VOICES: Was there a time and place when you decided to become an artist, one moment when you knew this was your calling?
At the age of 16, still in Africa, I did my first wise, intentional and conscious drawings. This was when I had knowledge of what I wanted to do, but could not live on that and had to keep studying. Later I worked in Advertising Agencies as Art Creative and Copy Writer. When I returned to Portugal, in 1974, worked in the same area, in different places, as Art Director until I opened my own Advertising Agency.
My art work was always present and I worked on it every single day, as I still do: working and showing!
VOICES: Who are other artists who have influenced you, or whom you admire?
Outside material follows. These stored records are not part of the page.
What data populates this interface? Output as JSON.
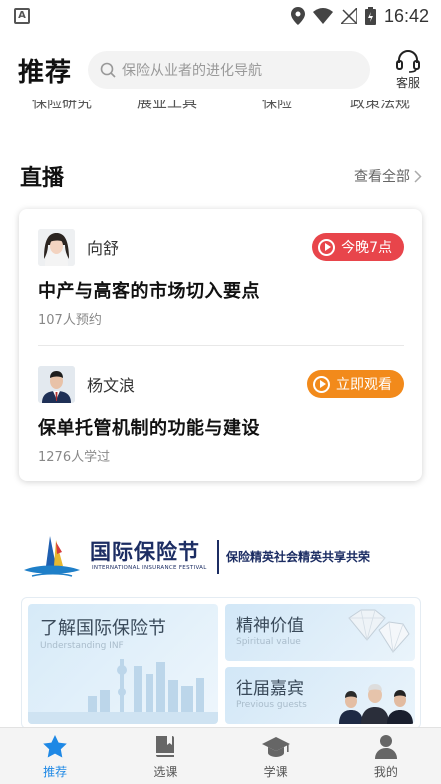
{
  "status_bar": {
    "time": "16:42",
    "notification_icon": "A"
  },
  "header": {
    "title": "推荐",
    "search_placeholder": "保险从业者的进化导航",
    "service_label": "客服"
  },
  "cut_row_labels": [
    "保险研究",
    "展业工具",
    "保险",
    "政策法规"
  ],
  "live": {
    "section_title": "直播",
    "see_all": "查看全部",
    "items": [
      {
        "host": "向舒",
        "badge": "今晚7点",
        "badge_color": "#e8454b",
        "title": "中产与高客的市场切入要点",
        "meta": "107人预约"
      },
      {
        "host": "杨文浪",
        "badge": "立即观看",
        "badge_color": "#f28a1b",
        "title": "保单托管机制的功能与建设",
        "meta": "1276人学过"
      }
    ]
  },
  "festival": {
    "name_cn": "国际保险节",
    "name_en": "INTERNATIONAL INSURANCE FESTIVAL",
    "slogan": "保险精英社会精英共享共荣",
    "tiles": [
      {
        "title": "了解国际保险节",
        "subtitle": "Understanding INF"
      },
      {
        "title": "精神价值",
        "subtitle": "Spiritual value"
      },
      {
        "title": "往届嘉宾",
        "subtitle": "Previous guests"
      }
    ]
  },
  "bottom_nav": {
    "items": [
      {
        "label": "推荐",
        "icon": "star-icon",
        "active": true
      },
      {
        "label": "选课",
        "icon": "book-icon",
        "active": false
      },
      {
        "label": "学课",
        "icon": "graduation-cap-icon",
        "active": false
      },
      {
        "label": "我的",
        "icon": "person-icon",
        "active": false
      }
    ]
  },
  "colors": {
    "accent": "#1e88e5",
    "live_red": "#e8454b",
    "live_orange": "#f28a1b",
    "festival_navy": "#1c2d63"
  }
}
Nothing that I did or do would be the same if I had not lived in Africa so many years. We are the total of infinite apprenticeship that arrives from various origins. We filter them and take for us only what we want or serves our way. The choices I did for my art are the same I did for my life. This is the binomial art-life, life-art.
I worked with a few artists in Mozambique, such as José Júlio Ferreira, Malangatana Valente, Silva Tavares, and learned from them what I wanted for me — especially techniques, because the rest I had already inside me.
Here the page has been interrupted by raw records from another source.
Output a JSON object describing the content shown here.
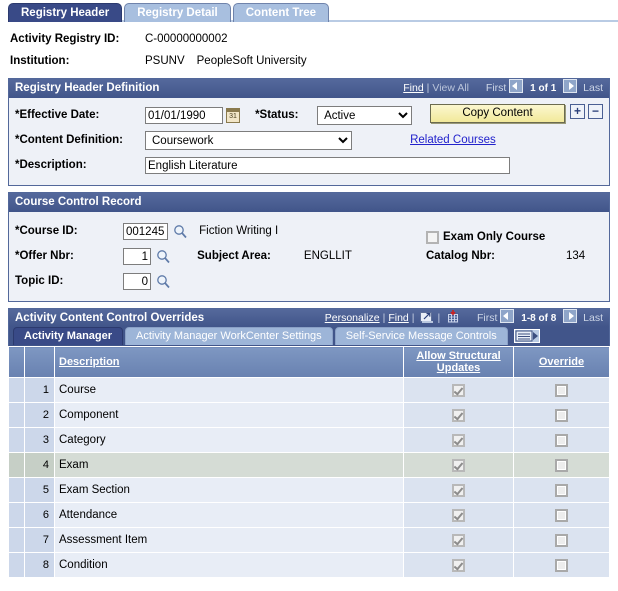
{
  "tabs": [
    {
      "label": "Registry Header",
      "active": true
    },
    {
      "label": "Registry Detail",
      "active": false
    },
    {
      "label": "Content Tree",
      "active": false
    }
  ],
  "page_header": {
    "registry_id_label": "Activity Registry ID:",
    "registry_id_value": "C-00000000002",
    "institution_label": "Institution:",
    "institution_code": "PSUNV",
    "institution_name": "PeopleSoft University"
  },
  "registry_header_definition": {
    "title": "Registry Header Definition",
    "find_label": "Find",
    "view_all_label": "View All",
    "first_label": "First",
    "page_indicator": "1 of 1",
    "last_label": "Last",
    "effective_date_label": "*Effective Date:",
    "effective_date_value": "01/01/1990",
    "status_label": "*Status:",
    "status_value": "Active",
    "status_options": [
      "Active",
      "Inactive"
    ],
    "copy_content_label": "Copy Content",
    "add_row_label": "+",
    "delete_row_label": "−",
    "content_definition_label": "*Content Definition:",
    "content_definition_value": "Coursework",
    "content_definition_options": [
      "Coursework"
    ],
    "related_courses_label": "Related Courses",
    "description_label": "*Description:",
    "description_value": "English Literature"
  },
  "course_control_record": {
    "title": "Course Control Record",
    "course_id_label": "*Course ID:",
    "course_id_value": "001245",
    "course_name": "Fiction Writing I",
    "exam_only_label": "Exam Only Course",
    "exam_only_checked": false,
    "offer_nbr_label": "*Offer Nbr:",
    "offer_nbr_value": "1",
    "subject_area_label": "Subject Area:",
    "subject_area_value": "ENGLLIT",
    "catalog_nbr_label": "Catalog Nbr:",
    "catalog_nbr_value": "134",
    "topic_id_label": "Topic ID:",
    "topic_id_value": "0"
  },
  "activity_content_control_overrides": {
    "title": "Activity Content Control Overrides",
    "personalize_label": "Personalize",
    "find_label": "Find",
    "first_label": "First",
    "page_indicator": "1-8 of 8",
    "last_label": "Last",
    "subtabs": [
      {
        "label": "Activity Manager",
        "active": true
      },
      {
        "label": "Activity Manager WorkCenter Settings",
        "active": false
      },
      {
        "label": "Self-Service Message Controls",
        "active": false
      }
    ],
    "columns": {
      "description": "Description",
      "allow_structural_updates_line1": "Allow Structural",
      "allow_structural_updates_line2": "Updates",
      "override": "Override"
    },
    "rows": [
      {
        "num": "1",
        "description": "Course",
        "allow": true,
        "override": false,
        "highlight": false
      },
      {
        "num": "2",
        "description": "Component",
        "allow": true,
        "override": false,
        "highlight": false
      },
      {
        "num": "3",
        "description": "Category",
        "allow": true,
        "override": false,
        "highlight": false
      },
      {
        "num": "4",
        "description": "Exam",
        "allow": true,
        "override": false,
        "highlight": true
      },
      {
        "num": "5",
        "description": "Exam Section",
        "allow": true,
        "override": false,
        "highlight": false
      },
      {
        "num": "6",
        "description": "Attendance",
        "allow": true,
        "override": false,
        "highlight": false
      },
      {
        "num": "7",
        "description": "Assessment Item",
        "allow": true,
        "override": false,
        "highlight": false
      },
      {
        "num": "8",
        "description": "Condition",
        "allow": true,
        "override": false,
        "highlight": false
      }
    ]
  },
  "colors": {
    "active_tab": "#394a87",
    "inactive_tab": "#a8bfdf",
    "group_header": "#41558a",
    "grid_header": "#6881b0",
    "button_yellow": "#f2e99a",
    "link_blue": "#2222cc",
    "highlight_row": "#d5dcd5"
  }
}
There are many artists that I admire, like Pablo Picasso or Salvador Dali. Also Manet, Degas, Renoir, Cézanne, Gauguin, Van Gogh, Lautrec and so many others. In Riachos, just talking about drawing or painting, there is an artist that I really admire, whose name is Manuel de Sousa Filipe and signs Masofi and is also one of the founders of the Art Nucleus.
VOICES: Can you please tell us a little about All Love Letters Are Ridiculous?
“All Love Letters Are Ridiculous” is one of the 18 drawings that I did, under the name of “Another Look at Pessoa”, as a homage to the great poet Fernando Pessoa, in 2008, to commemorate 120 years from his birth.
These drawings about Pessoa, his life and work, are like poems by themselves. It’s another way of reading Pessoa, written in another language, with another grammar and another visual effect.
Let’s look at part of the poem:
All love letters are
ridiculous.
They wouldn’t be love letters if they weren’t
Ridiculous.
In my time I also wrote love letters
Equally, inevitably
Ridiculous.
But in fact
Only those who’ve never written
Love letters
Are
Ridiculous.This shows a man that rationalized everything, but we all know that you cannot rationalize feelings and live them at the same time. Either you think about them, and they will look ridiculous, or you live them, feeling in the moon…and doing ridiculous things, as well. Better feel than think. You will feel ridiculous anyway, but alive!…and love is the greatest of all feelings…
This drawing is a hymn to love!
VOICES: Can you please tell us about other of your works that are your favorites?
Talking of these 18 works, I could speak about any of the others and it’s difficult to choose one. Let me talk about one that I did for another artist, a woman that I admire. Her name is Chaline Ouellet and she lives in USA. The story of her parents and her own life inspired me to do this drawing that I called “Riding Life in An Old Red Bicycle”…what she still does!
The size is 72 x 42 cm, and tells the story of a brave family and a wonderful woman with a beautiful heart and a rich sensitive inside, that makes her work more for the others than for herself. Doing this drawing was for me like travelling through some other’s life and be surprised at each new moment. It was a pleasure for me to be able to reach the end…and enjoy it as I do.
VOICES: Thank you, José Alberto Gomes Pereira, for letting our contributors and readers get a glimpse of your art and hear your voice.